“Black women are the touchstone by which all that is human can be measured” – Toni Morrison.
This quote by acclaimed novelist and essayist Toni Morrison encompasses all that is inherent to Black women from their work to their personal lives. Throughout history, Black women have taken on additional roles, outside of their careers, as protectors and leaders for their family, friends and community.
“Black women are often the backbone of their families and communities. Historically, people of the African Diaspora are a matrilineal people and honor the women and maternal figures,” Dr. Jameka Hartley, a faculty member of the Gender and Race Studies department, said. “There is no aspect of Black culture that hasn’t been touched by a Black woman. Literally, Black culture was birthed by Black women as each Black person is built and birthed by a Black mother.”
“Throughout history we’ve seen so many different examples of Black women healing, protesting, resisting, teaching, organizing, reimagining, curating, collaborating, writing, directing and producing,” states Dr. Alexis McGee, an Assistant Professor of English at The University of Alabama.
McGee’s comment showcases the myriad of roles that Black women inhabit as creators and defenders to carry the proverbial weight of their communities’ issues and ultimately be the individuals who solve them.
An example of Black women solving issues would be past elections, specifically the 2020 presidential race.
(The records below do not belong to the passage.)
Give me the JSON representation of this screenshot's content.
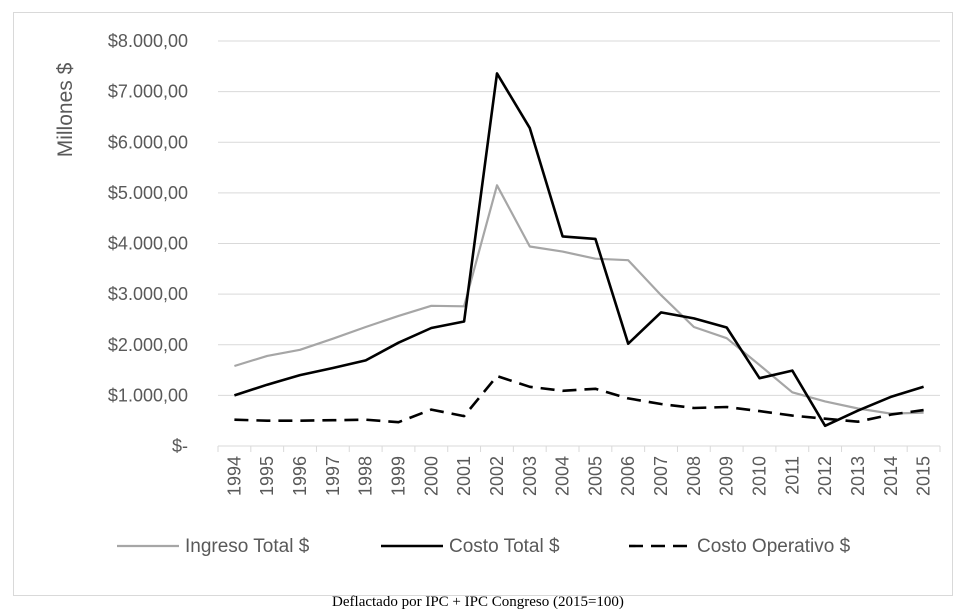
{
  "caption": "Deflactado por IPC + IPC Congreso (2015=100)",
  "chart_data": {
    "type": "line",
    "title": "",
    "ylabel": "Millones $",
    "xlabel": "",
    "ylim": [
      0,
      8000
    ],
    "ytick_values": [
      0,
      1000,
      2000,
      3000,
      4000,
      5000,
      6000,
      7000,
      8000
    ],
    "ytick_labels": [
      "$-",
      "$1.000,00",
      "$2.000,00",
      "$3.000,00",
      "$4.000,00",
      "$5.000,00",
      "$6.000,00",
      "$7.000,00",
      "$8.000,00"
    ],
    "grid": true,
    "legend_position": "bottom",
    "categories": [
      "1994",
      "1995",
      "1996",
      "1997",
      "1998",
      "1999",
      "2000",
      "2001",
      "2002",
      "2003",
      "2004",
      "2005",
      "2006",
      "2007",
      "2008",
      "2009",
      "2010",
      "2011",
      "2012",
      "2013",
      "2014",
      "2015"
    ],
    "series": [
      {
        "name": "Ingreso Total $",
        "color": "#a6a6a6",
        "dash": "solid",
        "values": [
          1580,
          1780,
          1900,
          2120,
          2350,
          2570,
          2770,
          2760,
          5150,
          3940,
          3840,
          3700,
          3670,
          2980,
          2350,
          2130,
          1600,
          1060,
          880,
          740,
          640,
          660
        ]
      },
      {
        "name": "Costo Total $",
        "color": "#000000",
        "dash": "solid",
        "values": [
          1000,
          1210,
          1400,
          1540,
          1690,
          2040,
          2330,
          2460,
          7360,
          6280,
          4140,
          4090,
          2020,
          2640,
          2520,
          2340,
          1340,
          1490,
          400,
          700,
          970,
          1170
        ]
      },
      {
        "name": "Costo Operativo $",
        "color": "#000000",
        "dash": "dashed",
        "values": [
          520,
          500,
          500,
          510,
          520,
          470,
          720,
          590,
          1380,
          1170,
          1090,
          1130,
          940,
          830,
          750,
          770,
          690,
          600,
          540,
          480,
          620,
          710
        ]
      }
    ]
  }
}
Black women advocated and greatly contributed to the election of President Joe Biden and Vice President Kamala Harris. Additionally, two Democratic senators were elected in Georgia which turned the state blue for the first time in 25 years. This was thanks in large part to Stacey Abrams and the work of her organization Fair Fight which helped combat Georgia’s voter suppression tactics. According to polling from American Election Eve, Black women made up more than 90% of Democratic votes. The work of Abrams helped speak to a demographic that was largely overlooked and at times forgotten. Abrams focused on issues relevant to the Black community, showcasing their worth and importance to a country that viewed them as an afterthought.
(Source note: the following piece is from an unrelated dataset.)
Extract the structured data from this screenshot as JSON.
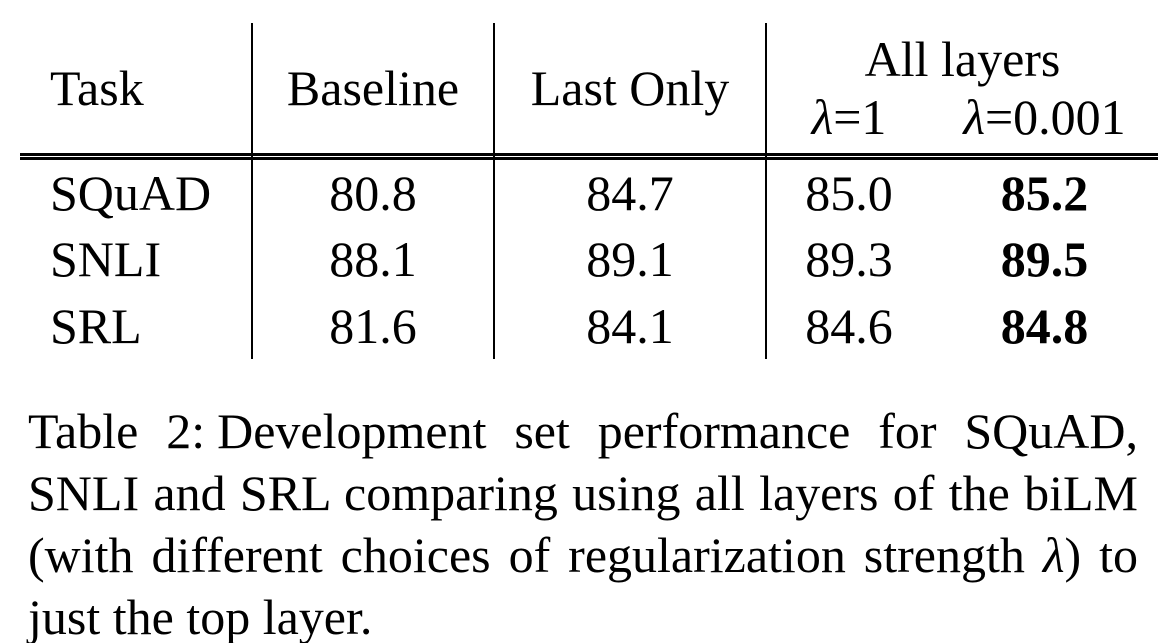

The work of investigative journalist and activist, Ida B. Wells continues in the same vein of advocating for the rights of the Black community. Wells was outspoken when reporting in the Memphis newspaper, Free Speech. She reported on lynchings of Black men and women that were often swept under the rug. One editorial highlighted the lynching of her friend, Thomas Moss, who was a business owner. Well’s reporting also urged Memphis citizens to leave and boycott trolley cars. 20% of the Black population left and trolley cars remained empty for a year. Wells continued her investigations and published her research in Southern Horrors: Lynch Law in All Its Phases (1892) and The Red Record (1895). Her work shined a light on the dark secrets within the nation.
The work of Black women creates a domino effect that can be felt for lasting generations.
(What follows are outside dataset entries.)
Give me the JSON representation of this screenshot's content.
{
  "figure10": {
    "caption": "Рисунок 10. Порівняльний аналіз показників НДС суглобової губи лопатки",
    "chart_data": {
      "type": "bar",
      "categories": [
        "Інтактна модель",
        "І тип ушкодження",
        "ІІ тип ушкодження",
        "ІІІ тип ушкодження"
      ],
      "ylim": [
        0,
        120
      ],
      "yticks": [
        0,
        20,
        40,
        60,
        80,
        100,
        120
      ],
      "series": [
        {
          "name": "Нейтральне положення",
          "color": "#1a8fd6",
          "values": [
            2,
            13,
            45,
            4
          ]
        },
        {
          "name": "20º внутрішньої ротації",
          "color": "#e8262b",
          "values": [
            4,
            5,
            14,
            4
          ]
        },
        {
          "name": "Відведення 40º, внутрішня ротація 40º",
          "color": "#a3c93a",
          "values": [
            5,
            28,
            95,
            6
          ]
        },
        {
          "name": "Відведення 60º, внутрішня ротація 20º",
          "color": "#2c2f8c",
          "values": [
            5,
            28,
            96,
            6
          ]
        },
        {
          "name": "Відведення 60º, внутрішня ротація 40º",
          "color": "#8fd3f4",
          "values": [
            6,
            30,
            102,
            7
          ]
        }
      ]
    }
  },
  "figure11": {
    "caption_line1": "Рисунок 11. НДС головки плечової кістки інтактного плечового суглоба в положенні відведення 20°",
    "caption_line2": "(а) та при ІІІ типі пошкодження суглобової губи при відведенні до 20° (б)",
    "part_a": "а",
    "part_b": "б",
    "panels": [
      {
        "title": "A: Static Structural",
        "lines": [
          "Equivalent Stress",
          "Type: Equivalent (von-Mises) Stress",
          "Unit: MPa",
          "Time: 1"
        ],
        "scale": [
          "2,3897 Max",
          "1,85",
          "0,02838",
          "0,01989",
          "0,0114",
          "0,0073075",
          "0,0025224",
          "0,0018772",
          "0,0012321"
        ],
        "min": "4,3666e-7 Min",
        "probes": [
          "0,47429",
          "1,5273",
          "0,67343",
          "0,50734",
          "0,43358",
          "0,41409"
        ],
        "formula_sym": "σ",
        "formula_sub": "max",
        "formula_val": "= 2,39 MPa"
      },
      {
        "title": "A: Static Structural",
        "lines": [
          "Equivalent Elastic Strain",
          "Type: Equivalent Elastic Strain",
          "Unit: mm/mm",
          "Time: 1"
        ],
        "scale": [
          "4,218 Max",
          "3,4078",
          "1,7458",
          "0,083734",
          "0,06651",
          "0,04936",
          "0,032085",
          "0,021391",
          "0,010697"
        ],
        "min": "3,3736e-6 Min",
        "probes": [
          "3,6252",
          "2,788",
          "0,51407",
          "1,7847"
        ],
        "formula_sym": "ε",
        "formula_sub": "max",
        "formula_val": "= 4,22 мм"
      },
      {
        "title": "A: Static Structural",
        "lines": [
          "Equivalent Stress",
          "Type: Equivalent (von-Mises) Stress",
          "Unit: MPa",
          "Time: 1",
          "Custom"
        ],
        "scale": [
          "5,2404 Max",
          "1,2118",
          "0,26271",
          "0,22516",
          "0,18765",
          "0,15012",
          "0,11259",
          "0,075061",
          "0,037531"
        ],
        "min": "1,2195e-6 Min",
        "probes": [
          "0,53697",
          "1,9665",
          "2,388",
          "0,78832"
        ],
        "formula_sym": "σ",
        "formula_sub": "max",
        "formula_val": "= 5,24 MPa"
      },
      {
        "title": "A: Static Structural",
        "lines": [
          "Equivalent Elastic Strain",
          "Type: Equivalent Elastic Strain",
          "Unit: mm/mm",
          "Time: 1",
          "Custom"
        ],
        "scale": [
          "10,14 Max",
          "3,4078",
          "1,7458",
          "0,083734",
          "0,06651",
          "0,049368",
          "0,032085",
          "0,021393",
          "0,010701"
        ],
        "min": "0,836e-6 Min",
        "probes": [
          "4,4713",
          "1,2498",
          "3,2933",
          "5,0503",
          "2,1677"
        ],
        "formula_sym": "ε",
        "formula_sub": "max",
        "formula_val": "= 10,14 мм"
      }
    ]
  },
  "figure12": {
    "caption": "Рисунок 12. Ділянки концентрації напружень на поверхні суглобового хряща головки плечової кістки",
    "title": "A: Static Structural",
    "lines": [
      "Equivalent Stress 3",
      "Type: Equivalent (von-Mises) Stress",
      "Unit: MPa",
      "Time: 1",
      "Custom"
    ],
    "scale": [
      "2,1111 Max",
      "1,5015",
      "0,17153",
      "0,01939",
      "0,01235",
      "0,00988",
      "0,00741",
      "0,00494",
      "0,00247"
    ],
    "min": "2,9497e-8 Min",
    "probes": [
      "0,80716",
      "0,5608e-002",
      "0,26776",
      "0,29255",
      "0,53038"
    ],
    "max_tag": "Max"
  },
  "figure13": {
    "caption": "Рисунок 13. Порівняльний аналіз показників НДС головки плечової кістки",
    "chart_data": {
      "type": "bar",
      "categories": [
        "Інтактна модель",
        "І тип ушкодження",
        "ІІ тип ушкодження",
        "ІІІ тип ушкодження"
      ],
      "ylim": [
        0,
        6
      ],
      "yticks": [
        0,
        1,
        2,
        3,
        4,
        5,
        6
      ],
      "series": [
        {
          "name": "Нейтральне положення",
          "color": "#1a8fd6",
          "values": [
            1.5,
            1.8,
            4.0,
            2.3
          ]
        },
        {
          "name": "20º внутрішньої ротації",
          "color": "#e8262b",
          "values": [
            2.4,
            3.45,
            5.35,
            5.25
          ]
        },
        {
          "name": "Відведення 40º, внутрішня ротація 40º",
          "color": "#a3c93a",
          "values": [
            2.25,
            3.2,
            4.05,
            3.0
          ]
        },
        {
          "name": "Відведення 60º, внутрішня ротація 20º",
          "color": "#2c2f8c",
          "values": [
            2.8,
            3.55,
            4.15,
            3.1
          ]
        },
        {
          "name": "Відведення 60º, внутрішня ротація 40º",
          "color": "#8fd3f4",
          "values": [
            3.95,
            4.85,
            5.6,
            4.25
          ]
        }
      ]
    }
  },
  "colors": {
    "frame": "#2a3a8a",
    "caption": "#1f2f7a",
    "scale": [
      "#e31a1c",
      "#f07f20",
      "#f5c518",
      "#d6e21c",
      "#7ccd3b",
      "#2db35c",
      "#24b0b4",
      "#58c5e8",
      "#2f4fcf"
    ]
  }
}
“Black women’s lives are impacted by being both raced and gendered and it is this embodied oppression that moves us towards pathways of liberation,” Hartley said. Working within the frame of racism and sexism acts as a driving force for Black women who are often the shield against attacks, the bullhorn for justice and the trailblazer on unventured paths.
Many fail to realize just how tiring and taxing the load that Black women take on can be. Black women are often expected to balance the needs of others.
Amanda Gorman, the first National Youth Poet Laureate, spoke about her own struggle with Imposter Syndrome in a Time issue with former First Lady Michelle Obama.
“Speaking in public as a Black girl is already daunting enough, just coming onstage with my dark skin and my hair and my race—that in itself is inviting a type of people that have not often been welcomed or celebrated in the public sphere,” Gorman said.
Having to contend with the additional scrutiny of self-image and inhabiting a space that is not inclusive is a daunting task that Black women have taken on and continue to take on.
“We see all these different ways that Black women engage with liberating, whether that be to change the law, create space for oneself or validate the experiences of Black women,” McGee said.
All that has been achieved and continues to be achieved speaks to the resiliency of Black women along with the importance of every Black woman’s story regardless of their background, appearance or education. There is space for every Black woman’s courage and vulnerability. For all of this we sing their praises.